Così Chidester (Head of Global Strategy & Innovation – Public Sector presso Adobe) descrive quella che potremmo considerare la terza fase dell’evoluzione dell’intelligenza artificiale, oltre la predittiva e la generativa.
Dall’AI predittiva alla generativa: un percorso inevitabile
Negli ultimi anni abbiamo visto affermarsi due grandi filoni:
- AI predittiva, capace di analizzare i dati e anticipare bisogni e comportamenti (pensiamo a un sistema che suggerisce al cittadino i servizi cui potrebbe avere diritto).
- AI generativa, che “ha travolto il mondo” con la sua capacità di creare testi, immagini, narrazioni.
Queste tecnologie hanno già trasformato il nostro modo di lavorare, ma resta un limite: non hanno ancora la capacità di agire autonomamente. Qui entra in gioco l’AI agentica.
Cosa rende “agentica” l’intelligenza artificiale?
Tre sono gli ingredienti chiave:
- Comprendere il contesto e l’intento.
- Prevedere scenari e bisogni.
- Agire, intraprendere azioni concrete.
Non più solo analisi o produzione di contenuti, ma la possibilità di intervenire direttamente per risolvere un problema.
Applicazioni rivoluzionarie nella PA
Gli esempi sono già concreti:
- Accessibilità dei siti web: un sistema agentico può scansionare in tempo reale un portale istituzionale, rilevare barriere linguistiche o per disabilità e correggerle automaticamente. Non più segnalazioni da attendere, ma soluzioni immediate.
- Chatbot con capacità d’azione: non solo risposte preconfezionate ai cittadini, ma veri assistenti capaci di avviare una pratica, inoltrare un documento, prenotare un servizio. Un supporto concreto per ridurre la pressione sui call center e liberare risorse umane.
Si tratta di una trasformazione profonda, che tocca la qualità dei servizi ma anche l’organizzazione stessa della PA: meno attività ripetitive, più tempo per compiti ad alto valore aggiunto.
L’impatto sulla forza lavoro
Come ogni rivoluzione tecnologica, anche questa porta con sé sfide e timori. Alcuni ruoli saranno trasformati o scompariranno, ma ne nasceranno di nuovi. La lezione della rivoluzione industriale è chiara: la chiave è formazione e adattamento.
- Upskilling e reskilling diventeranno indispensabili.
- Piccole vittorie: progetti pilota e sperimentazioni concrete aiuteranno a superare la diffidenza.
- Leadership distribuita: la trasformazione deve venire dall’alto, ma deve anche coinvolgere chi lavora ogni giorno nei processi.

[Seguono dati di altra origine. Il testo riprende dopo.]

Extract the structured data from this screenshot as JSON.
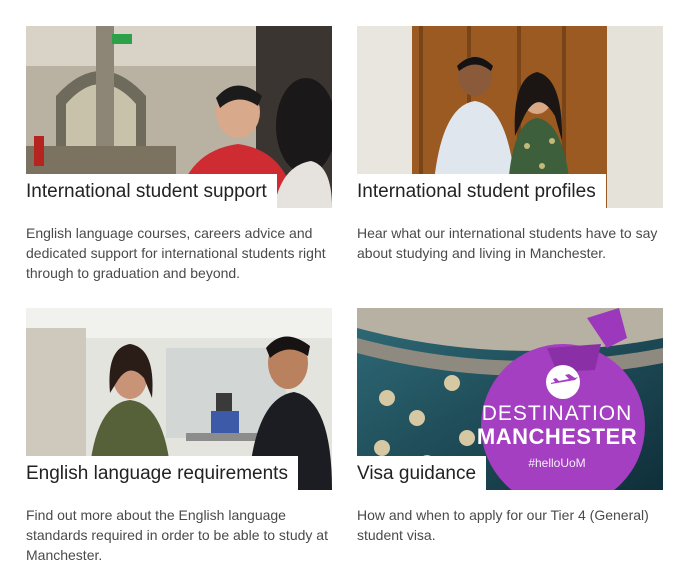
{
  "cards": [
    {
      "title": "International student support",
      "description": "English language courses, careers advice and dedicated support for international students right through to graduation and beyond."
    },
    {
      "title": "International student profiles",
      "description": "Hear what our international students have to say about studying and living in Manchester."
    },
    {
      "title": "English language requirements",
      "description": "Find out more about the English language standards required in order to be able to study at Manchester."
    },
    {
      "title": "Visa guidance",
      "description": "How and when to apply for our Tier 4 (General) student visa.",
      "tag": {
        "line1": "DESTINATION",
        "line2": "MANCHESTER",
        "hashtag": "#helloUoM"
      }
    }
  ],
  "colors": {
    "tag_purple": "#a43fc1",
    "text": "#4a4a4a",
    "title": "#222222"
  },
  "icons": [
    "airplane-icon"
  ]
}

In fondo, l’adozione dell’AI agentica non è solo un tema tecnologico: è una questione di change management.
Quali competenze servono?
Il talento pronto per il futuro non sarà definito solo da competenze tecniche, ma da tratti personali:
- Agenzia: la volontà di agire, non subire.

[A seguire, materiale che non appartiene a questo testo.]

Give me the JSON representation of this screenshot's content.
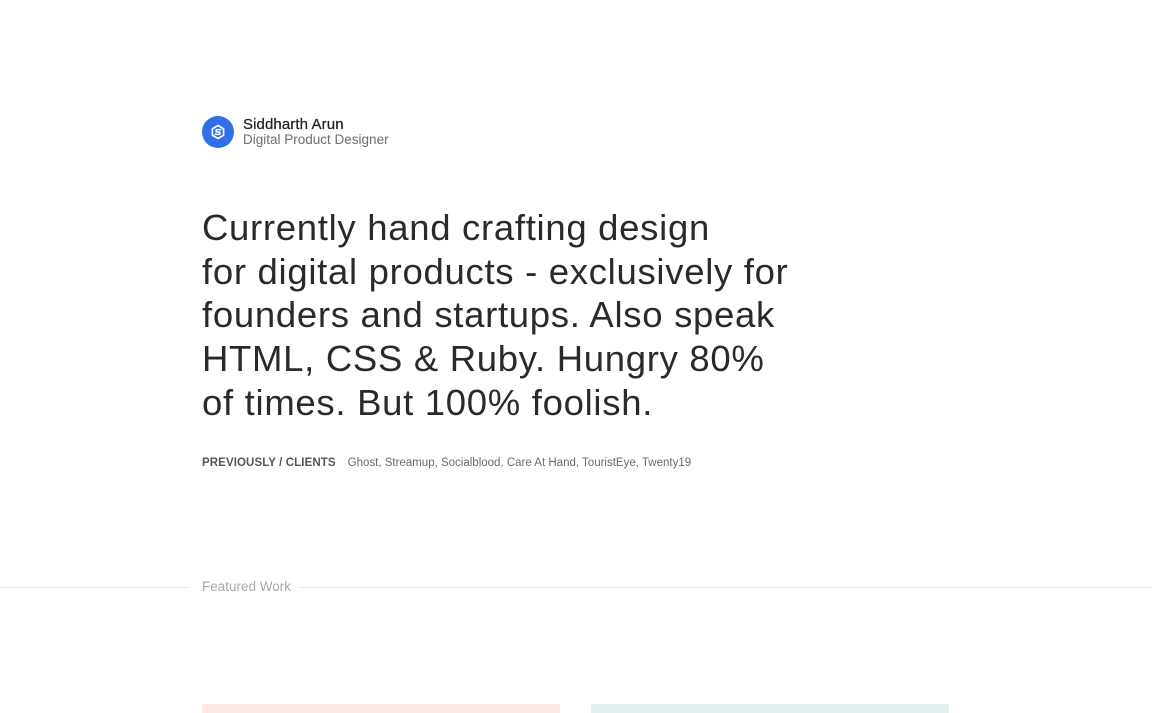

- Pensiero critico: chiedersi se stiamo ponendo le domande giuste.
- Curiosità: la spinta a esplorare e migliorare continuamente.
Sono le stesse qualità che rendono un buon dirigente pubblico capace di andare oltre l’adempimento normativo.
Uno sguardo oltre la PA
Non è un caso che i settori più avanti nell’adozione dell’AI agentica siano quelli a diretto contatto con i cittadini – retail e servizi finanziari. Qui la pressione competitiva è altissima. La PA, pur non avendo la stessa logica di mercato, può trarre ispirazione: ogni cittadino è un “cliente” che si aspetta risposte rapide, accessibili e personalizzate.

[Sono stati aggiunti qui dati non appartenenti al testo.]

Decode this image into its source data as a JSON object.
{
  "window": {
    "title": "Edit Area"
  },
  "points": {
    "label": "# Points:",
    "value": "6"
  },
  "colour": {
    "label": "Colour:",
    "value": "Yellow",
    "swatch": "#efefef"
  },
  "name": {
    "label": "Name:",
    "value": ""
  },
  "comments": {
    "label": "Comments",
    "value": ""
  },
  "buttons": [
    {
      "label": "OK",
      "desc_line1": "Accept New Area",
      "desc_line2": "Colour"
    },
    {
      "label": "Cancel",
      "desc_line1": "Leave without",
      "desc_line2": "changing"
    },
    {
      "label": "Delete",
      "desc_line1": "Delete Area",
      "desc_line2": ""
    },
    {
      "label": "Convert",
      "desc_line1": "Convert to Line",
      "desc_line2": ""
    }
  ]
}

Una parola per il futuro: dirompente
L’AI agentica sarà disruptive. Ma come tutte le tecnologie, non sarà la tecnologia in sé a determinare il futuro: sarà l’uso che ne faremo.
Se sapremo governarla con valori, visione e coraggio, potrà diventare un alleato prezioso per ridurre le disuguaglianze, liberare risorse umane e creare più valore pubblico.
Non dobbiamo avere paura di questa nuova frontiera. Piuttosto, dobbiamo chiederci: come può l’AI agentica rafforzare la missione della Pubblica Amministrazione – servire con competenza, equità e innovazione – senza tradirne i principi fondamentali?